As mentioned, tutors need to be credible, in order to be authentic. Unfortunately, this often brings them in a place between being “lost in logic” and being ”lost in translation”:
On one hand, a tutor may not be very logical and rigorous, but able to tell an amazing story. A real storyteller with a stage presence, creating excellent academic experiences!
On the other, the tutor may actually have a very sound and rigorous logic, but struggles to communicate it clearly. A amazing a very knowledgeable person with a very low interaction spectrum.
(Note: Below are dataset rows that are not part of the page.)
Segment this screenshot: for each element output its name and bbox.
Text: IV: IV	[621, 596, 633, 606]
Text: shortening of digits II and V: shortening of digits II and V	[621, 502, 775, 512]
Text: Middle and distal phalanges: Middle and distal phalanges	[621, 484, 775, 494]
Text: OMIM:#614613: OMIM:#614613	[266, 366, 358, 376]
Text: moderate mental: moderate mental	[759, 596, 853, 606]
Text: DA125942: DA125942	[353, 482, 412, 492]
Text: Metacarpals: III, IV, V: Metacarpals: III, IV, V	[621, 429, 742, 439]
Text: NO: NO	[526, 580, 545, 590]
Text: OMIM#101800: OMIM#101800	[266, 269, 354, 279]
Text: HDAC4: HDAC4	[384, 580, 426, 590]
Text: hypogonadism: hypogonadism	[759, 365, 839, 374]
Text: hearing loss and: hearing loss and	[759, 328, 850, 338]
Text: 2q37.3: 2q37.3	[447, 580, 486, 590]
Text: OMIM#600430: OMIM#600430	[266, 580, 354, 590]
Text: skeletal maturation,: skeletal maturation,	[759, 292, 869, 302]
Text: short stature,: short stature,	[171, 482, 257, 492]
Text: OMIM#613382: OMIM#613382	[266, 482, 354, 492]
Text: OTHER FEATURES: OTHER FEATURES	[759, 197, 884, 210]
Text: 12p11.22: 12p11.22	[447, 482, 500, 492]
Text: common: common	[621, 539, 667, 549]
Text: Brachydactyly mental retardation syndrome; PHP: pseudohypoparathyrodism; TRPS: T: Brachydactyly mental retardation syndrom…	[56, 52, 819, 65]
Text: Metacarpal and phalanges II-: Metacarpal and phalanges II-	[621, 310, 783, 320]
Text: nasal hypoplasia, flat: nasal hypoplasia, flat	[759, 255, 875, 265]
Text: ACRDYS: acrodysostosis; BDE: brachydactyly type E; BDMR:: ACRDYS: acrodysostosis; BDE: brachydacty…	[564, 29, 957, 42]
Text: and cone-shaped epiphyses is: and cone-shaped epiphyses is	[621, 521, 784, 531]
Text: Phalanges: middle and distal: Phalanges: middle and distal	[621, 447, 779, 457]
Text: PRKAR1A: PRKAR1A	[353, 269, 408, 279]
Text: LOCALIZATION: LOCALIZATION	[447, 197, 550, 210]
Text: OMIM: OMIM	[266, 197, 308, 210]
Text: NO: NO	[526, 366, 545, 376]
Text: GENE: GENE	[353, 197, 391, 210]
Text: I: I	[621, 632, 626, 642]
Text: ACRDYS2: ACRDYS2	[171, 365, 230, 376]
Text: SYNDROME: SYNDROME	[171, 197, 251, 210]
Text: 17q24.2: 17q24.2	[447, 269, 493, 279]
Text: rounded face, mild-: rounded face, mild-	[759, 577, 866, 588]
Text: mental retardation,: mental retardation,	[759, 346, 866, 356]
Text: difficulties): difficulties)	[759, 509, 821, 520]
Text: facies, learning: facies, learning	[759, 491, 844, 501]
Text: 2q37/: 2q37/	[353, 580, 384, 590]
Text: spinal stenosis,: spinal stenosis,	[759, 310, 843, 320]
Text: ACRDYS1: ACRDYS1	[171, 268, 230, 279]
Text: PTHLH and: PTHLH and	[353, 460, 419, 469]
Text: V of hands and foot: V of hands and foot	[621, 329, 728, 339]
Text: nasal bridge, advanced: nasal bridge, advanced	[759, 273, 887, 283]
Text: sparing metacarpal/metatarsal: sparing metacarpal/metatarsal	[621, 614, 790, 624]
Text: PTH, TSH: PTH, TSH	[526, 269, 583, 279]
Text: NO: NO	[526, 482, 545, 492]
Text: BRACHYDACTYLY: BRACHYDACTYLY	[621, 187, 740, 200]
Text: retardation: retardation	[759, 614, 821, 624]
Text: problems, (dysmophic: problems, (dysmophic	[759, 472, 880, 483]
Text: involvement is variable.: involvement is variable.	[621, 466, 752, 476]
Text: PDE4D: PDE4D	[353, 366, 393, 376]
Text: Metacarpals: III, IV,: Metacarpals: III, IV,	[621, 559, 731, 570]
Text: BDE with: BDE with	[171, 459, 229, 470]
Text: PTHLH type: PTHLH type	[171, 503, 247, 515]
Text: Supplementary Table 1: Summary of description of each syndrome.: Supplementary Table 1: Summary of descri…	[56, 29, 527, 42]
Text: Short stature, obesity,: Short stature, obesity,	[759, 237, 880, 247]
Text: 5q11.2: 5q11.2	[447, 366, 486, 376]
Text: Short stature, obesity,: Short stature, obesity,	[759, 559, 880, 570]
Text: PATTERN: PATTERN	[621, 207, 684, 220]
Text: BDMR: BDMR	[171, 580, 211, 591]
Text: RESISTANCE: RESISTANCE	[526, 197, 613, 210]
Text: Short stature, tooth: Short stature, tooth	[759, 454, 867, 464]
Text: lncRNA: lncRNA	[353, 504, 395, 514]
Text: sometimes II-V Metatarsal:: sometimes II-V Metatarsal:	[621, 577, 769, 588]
Teaching and design thinking
Both situations make teaching suspicious, too often even ineffective. As my hero Moholy-Nagy of the Bauhaus wrote in 1947, design is defined by resourcefulness and inventiveness. Applying this definition to education, one could state that an appealing and academically sound learning experience exists through substance (the real logic) and style (the story telling).
To be empathetic as a teacher is very hard. One needs to be fully aware and present to the needs of students at all times, at least in theory. Having to multitask between a student’s and one’s proper interests (eg. phone, overhead projector) immediately challenges empathy towards the other, therefore diminishing trust. To be a trustful and fully empathetic tutor, it may be better to “be in front of students“ less often, but to be present 100% when present.
Trust leads to transparency, a different understanding of hierarchy and new learning objectives. These changed perspectives require new approaches, a reorganization. Learning through Creativity needs a culture of trust, as it is about helping students to develop their most intimate and human skills, where tutors and students engage in active listening, collaborating, stepping outside their comfort zone, and being more confident.
This is a first step towards learning (and teaching) through creativity, not just in school or university, but as a lifelong experience!